A chamada ultima maniera, que data de cerca de 1456 até sua morte em 1464, é baseada em uma sensação de refinamento espiritual elevado em combinação com um ascetismo pictórico crescente. Este estilo tardio é revelado pela primeira vez na austeramente bela Crucifixion Diptych em Filadélfia, na qual o artista reduziu o cenário a uma parede de pedra nua para elevar e dramatizar o conteúdo emocional. As formas são alongadas e desmaterializadas, transmitindo assim a mensagem espiritual da obra em termos essencialmente abstratos e estilizados.

A St. Columba Altarpiece em Munique (ca. 1462) é a última das obras sobreviventes de Weyden e forma uma nobre conclusão para sua carreira. Nesta pintura, seu único tratamento do tema da Adoração dos Reis Magos, Weyden atinge uma harmonia total de desenho de superfície fluida com equilíbrio formal e organização espacial esclarecida. A beleza gráfica é alcançada sem sacrifício de massa ou volume, enquanto a graça e a elegância são reveladas dentro de um contexto de espiritualidade significativa. Um dos mais apaixonados de todos os pintores religiosos, Weyden criou uma síntese magisterial como seu legado final para a pintura do norte.

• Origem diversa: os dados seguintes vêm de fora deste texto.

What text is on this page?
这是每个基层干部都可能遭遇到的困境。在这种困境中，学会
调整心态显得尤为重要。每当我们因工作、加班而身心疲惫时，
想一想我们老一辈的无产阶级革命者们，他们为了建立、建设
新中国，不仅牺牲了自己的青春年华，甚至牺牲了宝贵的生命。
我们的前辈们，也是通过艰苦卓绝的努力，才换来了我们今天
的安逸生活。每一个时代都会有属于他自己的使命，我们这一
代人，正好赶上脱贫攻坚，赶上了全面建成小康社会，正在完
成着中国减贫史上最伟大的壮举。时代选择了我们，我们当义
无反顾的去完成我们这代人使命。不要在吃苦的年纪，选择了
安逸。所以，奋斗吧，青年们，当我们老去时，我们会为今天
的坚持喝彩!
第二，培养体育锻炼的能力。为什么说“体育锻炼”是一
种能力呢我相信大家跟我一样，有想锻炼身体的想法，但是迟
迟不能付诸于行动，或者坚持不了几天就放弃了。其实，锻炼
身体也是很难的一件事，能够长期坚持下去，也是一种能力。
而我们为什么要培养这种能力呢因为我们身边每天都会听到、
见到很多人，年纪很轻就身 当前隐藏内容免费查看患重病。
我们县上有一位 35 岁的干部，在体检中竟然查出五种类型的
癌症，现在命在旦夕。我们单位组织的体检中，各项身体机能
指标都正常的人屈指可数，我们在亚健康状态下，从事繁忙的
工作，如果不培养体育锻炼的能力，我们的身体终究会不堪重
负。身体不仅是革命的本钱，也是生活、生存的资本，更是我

Os retratos de Weyden refletem um desenvolvimento estilístico semelhante ao encontrado nas obras religiosas. O Portrait of a Young Lady em Berlim é uma obra incipiente composta da maneira fria e desprendida de Jan van Eyck. A elegante Portrait of a Lady em Washington (ca. 1455) está em conformidade com o estilo mais refinado do período médio de Weyden. A estilização e a abstração linear são aqui empregadas para impor o próprio senso de reserva aristocrática do pintor à pessoa sentada. Como conseqüência, a obra torna-se um estudo do próprio caráter de Weyden em vez de uma declaração objetiva de fato a respeito de outro indivíduo.

O impacto da arte de Weyden na pintura européia foi tão grande a ponto de praticamente desafiar os cálculos. Sua influência pode ser vista na próxima geração de pintores flamengos e também esteve presente, em certa medida, no trabalho de quase todos os artistas importantes franceses, alemães e espanhóis da segunda metade do século XV.

Leitura adicional sobre Rogier van der Weyden

Uma brilhante apreciação do trabalho de Rogier van der Weyden está em Erwin Panofsky Early Netherlandish Painting (2 vols., 1953), que contém uma análise sensível do desenvolvimento estilístico do pintor e um levantamento definitivo de todas as principais pinturas. Para uma visão mais antiga e agora parcialmente desacreditada da obra de Weyden, ver volume 2 de Max J. Friedländer, Early Netherlandish Painting, traduzido por H. Norden (2 vols., 1967). Rogier é discutido em R. H. Wilenski, Pintores Flamengos, 1430-1830 (2

vols., 1960); Margaret Dickens Whinney, Early Flemish Painting (1968); e Charles D. Cuttler, Northern Painting from Pucelle to Bruegel (1968).

Fontes Biográficas Adicionais

Campbell, Lorne, Van der Weyden,Nova York: Harper & Row, 1980.